In South America’s Southern Cone, of course, Slatta focuses on the Argentine gaucho, but he does not overlook the lesser-known Chilean huaso. Unlike the original gaucho, who was notoriously independent, the huaso was a hired hand or even a peon attached to an hacienda, but he and his colleagues could blow off steam by racing their horses, betting and drinking on Sundays. As this spontaneous rodeo grew too raucous, though, it drew the disapproval of landowners, who responded by organizing competitions that, over time, became more genteel versions of their predecessors.
Though Chilean rodeo remains popular it is now, according to Slatta, a nostalgic exercise that’s “a middle- and upper-class pastime,” not a profession as it has become in North America. The signature event is the atajada, in which a pair of jinetes (riders) guide and pin a calf or steer against the padded wall of the medialuna, the semi-circular rodeo ring. Since it’s harder to control the beast by the body than the head – the chest is best – horsemen get more points for this. They lose points if the animal strikes any unpadded part of the wall, or escapes between the horses.
Riders wear colorful ponchos, flat-brimmed sombreros known as chupallas, leather leggings, over-sized spurs, and elaborately carved wooden stirrups. According to an article in last week’s Economist, that’s part of what keeps the proles out of the spotlight.

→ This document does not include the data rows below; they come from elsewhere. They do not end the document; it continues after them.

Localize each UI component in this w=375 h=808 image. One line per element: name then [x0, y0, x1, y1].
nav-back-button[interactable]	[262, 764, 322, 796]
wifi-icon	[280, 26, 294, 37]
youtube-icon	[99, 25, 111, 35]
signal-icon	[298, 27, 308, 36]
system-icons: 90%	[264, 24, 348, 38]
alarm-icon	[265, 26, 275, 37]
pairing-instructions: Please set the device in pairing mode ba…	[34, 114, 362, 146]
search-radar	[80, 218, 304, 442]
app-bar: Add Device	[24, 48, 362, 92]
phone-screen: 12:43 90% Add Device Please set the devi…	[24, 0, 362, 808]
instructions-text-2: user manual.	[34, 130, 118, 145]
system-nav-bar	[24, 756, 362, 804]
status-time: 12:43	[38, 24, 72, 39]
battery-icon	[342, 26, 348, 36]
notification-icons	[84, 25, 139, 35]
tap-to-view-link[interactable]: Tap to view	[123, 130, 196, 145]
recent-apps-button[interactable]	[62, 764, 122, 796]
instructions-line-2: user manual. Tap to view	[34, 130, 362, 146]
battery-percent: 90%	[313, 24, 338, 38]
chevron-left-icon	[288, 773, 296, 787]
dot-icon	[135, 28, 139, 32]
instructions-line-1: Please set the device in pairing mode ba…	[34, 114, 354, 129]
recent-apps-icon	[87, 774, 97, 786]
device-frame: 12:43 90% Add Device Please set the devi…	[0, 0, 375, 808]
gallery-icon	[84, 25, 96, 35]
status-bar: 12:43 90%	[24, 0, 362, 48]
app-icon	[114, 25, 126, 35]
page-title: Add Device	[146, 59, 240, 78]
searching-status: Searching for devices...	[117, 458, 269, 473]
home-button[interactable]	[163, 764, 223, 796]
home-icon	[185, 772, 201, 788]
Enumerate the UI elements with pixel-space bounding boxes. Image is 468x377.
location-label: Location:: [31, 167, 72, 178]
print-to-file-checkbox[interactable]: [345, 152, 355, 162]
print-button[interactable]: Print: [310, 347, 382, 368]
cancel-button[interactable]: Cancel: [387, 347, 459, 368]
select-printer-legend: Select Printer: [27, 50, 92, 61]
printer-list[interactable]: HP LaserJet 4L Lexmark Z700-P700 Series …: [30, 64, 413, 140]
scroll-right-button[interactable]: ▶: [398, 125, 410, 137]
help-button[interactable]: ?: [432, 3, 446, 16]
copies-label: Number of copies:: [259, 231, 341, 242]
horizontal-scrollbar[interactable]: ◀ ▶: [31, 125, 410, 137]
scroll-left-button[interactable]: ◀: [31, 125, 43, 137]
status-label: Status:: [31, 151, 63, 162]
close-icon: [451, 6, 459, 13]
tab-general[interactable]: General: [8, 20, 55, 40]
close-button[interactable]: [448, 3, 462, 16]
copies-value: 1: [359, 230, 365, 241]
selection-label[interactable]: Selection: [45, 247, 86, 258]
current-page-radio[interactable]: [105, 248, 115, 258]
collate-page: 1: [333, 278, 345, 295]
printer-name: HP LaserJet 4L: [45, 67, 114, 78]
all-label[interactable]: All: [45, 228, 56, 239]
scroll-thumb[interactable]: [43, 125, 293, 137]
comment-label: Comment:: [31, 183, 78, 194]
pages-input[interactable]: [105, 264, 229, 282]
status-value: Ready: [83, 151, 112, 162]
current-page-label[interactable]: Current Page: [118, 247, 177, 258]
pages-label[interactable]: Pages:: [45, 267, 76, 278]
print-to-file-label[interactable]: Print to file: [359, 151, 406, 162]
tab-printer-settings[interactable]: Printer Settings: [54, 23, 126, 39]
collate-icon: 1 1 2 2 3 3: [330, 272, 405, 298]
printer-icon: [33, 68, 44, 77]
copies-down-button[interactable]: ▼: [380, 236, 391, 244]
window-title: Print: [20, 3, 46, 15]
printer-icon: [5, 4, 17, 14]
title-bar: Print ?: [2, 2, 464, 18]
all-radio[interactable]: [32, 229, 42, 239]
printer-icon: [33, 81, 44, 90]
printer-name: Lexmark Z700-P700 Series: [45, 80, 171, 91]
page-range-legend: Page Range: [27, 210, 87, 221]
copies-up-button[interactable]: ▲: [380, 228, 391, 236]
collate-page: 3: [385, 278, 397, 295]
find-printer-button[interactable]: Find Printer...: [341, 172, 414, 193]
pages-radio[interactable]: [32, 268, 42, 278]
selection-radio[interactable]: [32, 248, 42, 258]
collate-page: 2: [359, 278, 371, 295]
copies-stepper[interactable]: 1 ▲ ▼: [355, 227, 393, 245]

It costs up to US$2,500 to participate in an event such the annual national championships, which attracted 50,000 spectators to the heartland city of Rancagua in March.
But it’s not just the entry fees. One of Chile’s richest men, El Mercurio owner Agustín Edwards Eastman, sponsored this year’s champions. Edwards reportedly spends up to US$60,000 per month in rodeo-related expenses, including salaries for the riders and grooms, and veterinary and breeding consultants. That’s well beyond the reach of any amateur participants, even though these are ostensibly non-professional events.
That said, it’s still possible see to genuine, participatory Chilean rodeo outside the lavishly funded indulgences of the Chilean elite. Virtually every town and village in the Chilean heartland and beyond has its own medialuna, and I took the photograph above in the tiny community of Palena – with a permanent population of fewer than 2,000 – in northern Chilean Patagonia. In settlements like this, the rodeo comes closest to its historic roots.